The Gauteng provincial government has today made history in the delivery of education, with the official opening of the province's first school built entirely from alternative construction technologies.
Premier Nomvula Mokonyane this morning opened Orefile Primary School in Olivenhoutbosch. The premier was joined by Infrastructure Development MEC Qedani Mahlangu and Education MEC Barbara Creecy for the launch.
The school is set to dramatically improve learning conditions in the area, especially for pupils currently enrolled at Philena Primary School, which is housed in a set of prefabricated structures. At least half of Philena Primary School's current learner complement of 1 192 is set to transfer to the brand new, state-of-the-art school at the beginning of the new school year in January 2013.
Orefile Primary School was built in a record 7 months using the Razorbill alternative construction method, instead of bricks and mortar. The entire project cost R33.4 million.

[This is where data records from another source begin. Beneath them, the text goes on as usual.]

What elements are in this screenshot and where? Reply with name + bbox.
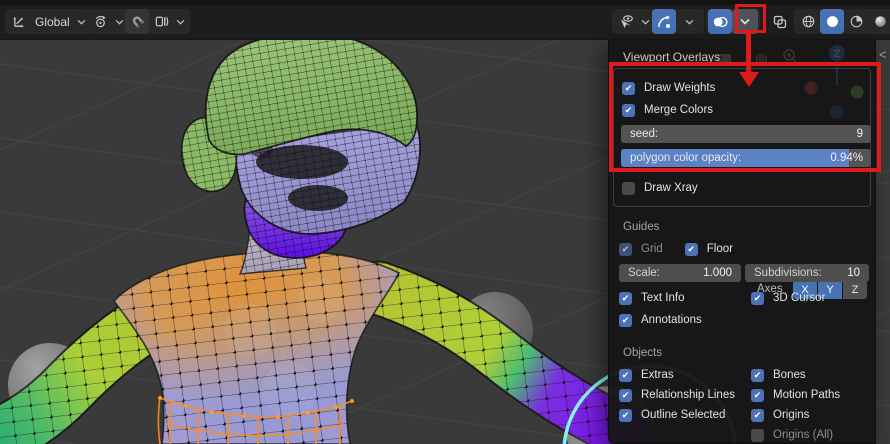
origins-all-row: Origins (All) [751, 426, 833, 444]
origins-all-label: Origins (All) [773, 429, 834, 441]
floor-checkbox[interactable] [684, 242, 698, 256]
guides-row-3: Text Info [619, 289, 684, 307]
origins-all-checkbox[interactable] [751, 428, 764, 442]
draw-weights-row: Draw Weights [622, 79, 715, 97]
snap-magnet-icon[interactable] [125, 9, 149, 34]
extras-label: Extras [641, 369, 674, 381]
text-info-label: Text Info [641, 292, 685, 304]
gizmos-dropdown-chevron[interactable] [676, 9, 702, 34]
draw-xray-checkbox[interactable] [622, 181, 635, 195]
motion-paths-label: Motion Paths [773, 389, 841, 401]
gizmos-group [650, 9, 704, 34]
draw-xray-row: Draw Xray [622, 179, 698, 197]
annotations-label: Annotations [641, 314, 702, 326]
relationship-lines-label: Relationship Lines [641, 389, 735, 401]
bones-row: Bones [751, 366, 806, 384]
overlays-group [706, 9, 760, 34]
seed-label: seed: [630, 127, 659, 140]
seed-slider[interactable]: seed: 9 [621, 125, 871, 143]
3d-cursor-checkbox[interactable] [751, 291, 764, 305]
snap-proportional-group [123, 9, 190, 34]
viewport-overlays-popover: Z Viewport Overlays Draw Weights Merge C… [608, 40, 876, 444]
object-visibility-icon [614, 9, 638, 34]
relationship-lines-row: Relationship Lines [619, 386, 735, 404]
outline-selected-checkbox[interactable] [619, 408, 632, 422]
object-visibility-dropdown[interactable] [612, 9, 655, 34]
merge-colors-row: Merge Colors [622, 101, 713, 119]
transform-orientation-icon [7, 9, 31, 34]
polygon-color-opacity-slider[interactable]: polygon color opacity: 0.94% [621, 149, 871, 167]
outline-selected-label: Outline Selected [641, 409, 726, 421]
merge-colors-label: Merge Colors [644, 104, 714, 116]
outline-selected-row: Outline Selected [619, 406, 725, 424]
annotations-row: Annotations [619, 311, 702, 329]
seed-value: 9 [856, 127, 863, 140]
draw-xray-label: Draw Xray [644, 182, 698, 194]
origins-label: Origins [773, 409, 810, 421]
relationship-lines-checkbox[interactable] [619, 388, 632, 402]
annotations-checkbox[interactable] [619, 313, 632, 327]
extras-checkbox[interactable] [619, 368, 632, 382]
grid-checkbox[interactable] [619, 242, 632, 256]
guides-row-3b: 3D Cursor [751, 289, 825, 307]
pivot-point-icon [88, 9, 112, 34]
sidebar-toggle-chevron[interactable]: < [879, 47, 887, 62]
floor-label: Floor [706, 243, 733, 255]
subdivisions-label: Subdivisions: [754, 267, 822, 279]
shading-rendered-icon[interactable] [868, 9, 890, 34]
guides-section: Guides [623, 218, 659, 236]
polygon-color-opacity-value: 0.94% [830, 151, 863, 164]
grid-label: Grid [641, 243, 663, 255]
merge-colors-checkbox[interactable] [622, 103, 635, 117]
text-info-checkbox[interactable] [619, 291, 632, 305]
polygon-color-opacity-label: polygon color opacity: [630, 151, 742, 164]
shading-material-icon[interactable] [844, 9, 868, 34]
show-gizmos-toggle[interactable] [652, 9, 676, 34]
guides-row-1: Grid Floor [619, 240, 867, 258]
motion-paths-checkbox[interactable] [751, 388, 764, 402]
hand-ghost-icon [756, 53, 767, 66]
draw-weights-label: Draw Weights [644, 82, 716, 94]
objects-section-label: Objects [623, 347, 662, 359]
bones-label: Bones [773, 369, 806, 381]
xray-group [766, 9, 794, 34]
svg-text:Z: Z [834, 49, 841, 60]
shading-wireframe-icon[interactable] [796, 9, 820, 34]
transform-orientation-dropdown[interactable]: Global [5, 9, 91, 34]
extras-row: Extras [619, 366, 674, 384]
blender-3d-viewport: { "header": { "orientation": {"label": "… [0, 0, 890, 444]
show-overlays-toggle[interactable] [708, 9, 732, 34]
zoom-ghost-icon [783, 49, 797, 63]
grid-scale-field[interactable]: Scale: 1.000 [619, 264, 741, 282]
viewport-header: Global [0, 5, 890, 40]
scale-value: 1.000 [703, 267, 732, 279]
axis-z-button[interactable]: Z [843, 280, 867, 299]
objects-section: Objects [623, 344, 662, 362]
proportional-editing-icon[interactable] [149, 9, 173, 34]
overlays-dropdown-chevron[interactable] [732, 9, 758, 34]
weights-group-box: Draw Weights Merge Colors seed: 9 polygo… [613, 68, 871, 207]
origins-row: Origins [751, 406, 809, 424]
chevron-down-icon [173, 19, 188, 25]
3d-cursor-label: 3D Cursor [773, 292, 826, 304]
transform-orientation-label: Global [35, 14, 70, 29]
shading-solid-icon[interactable] [820, 9, 844, 34]
shading-group [794, 9, 890, 34]
subdivisions-value: 10 [847, 267, 860, 279]
draw-weights-checkbox[interactable] [622, 81, 635, 95]
bones-checkbox[interactable] [751, 368, 764, 382]
grid-subdivisions-field[interactable]: Subdivisions: 10 [745, 264, 869, 282]
guides-section-label: Guides [623, 221, 660, 233]
origins-checkbox[interactable] [751, 408, 764, 422]
motion-paths-row: Motion Paths [751, 386, 840, 404]
workspace-tabs-sliver [0, 0, 890, 5]
xray-toggle-icon[interactable] [768, 9, 792, 34]
scale-label: Scale: [628, 267, 660, 279]
panel-title: Viewport Overlays [623, 50, 721, 64]
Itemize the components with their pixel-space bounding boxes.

"This school is a product of a decision by the Executive Council to quicken the time of building schools and addressing the need for schooling infrastructure in the province. As you know, Gauteng experiences a huge rate of in-migration and to cope with pressures on infrastructure, we need alternative building methods that enable us to respond faster," Premier Mokonyane said.
Alternative construction methods hold great potential for the delivery of socio-economic infrastructure, in a province whose population continues to expand. Census 2011 results show that Gauteng's population has grown by 33 % since 1996, to 12.3 million. The province's schools registered 88 000 learners from outside the province at the beginning of this year.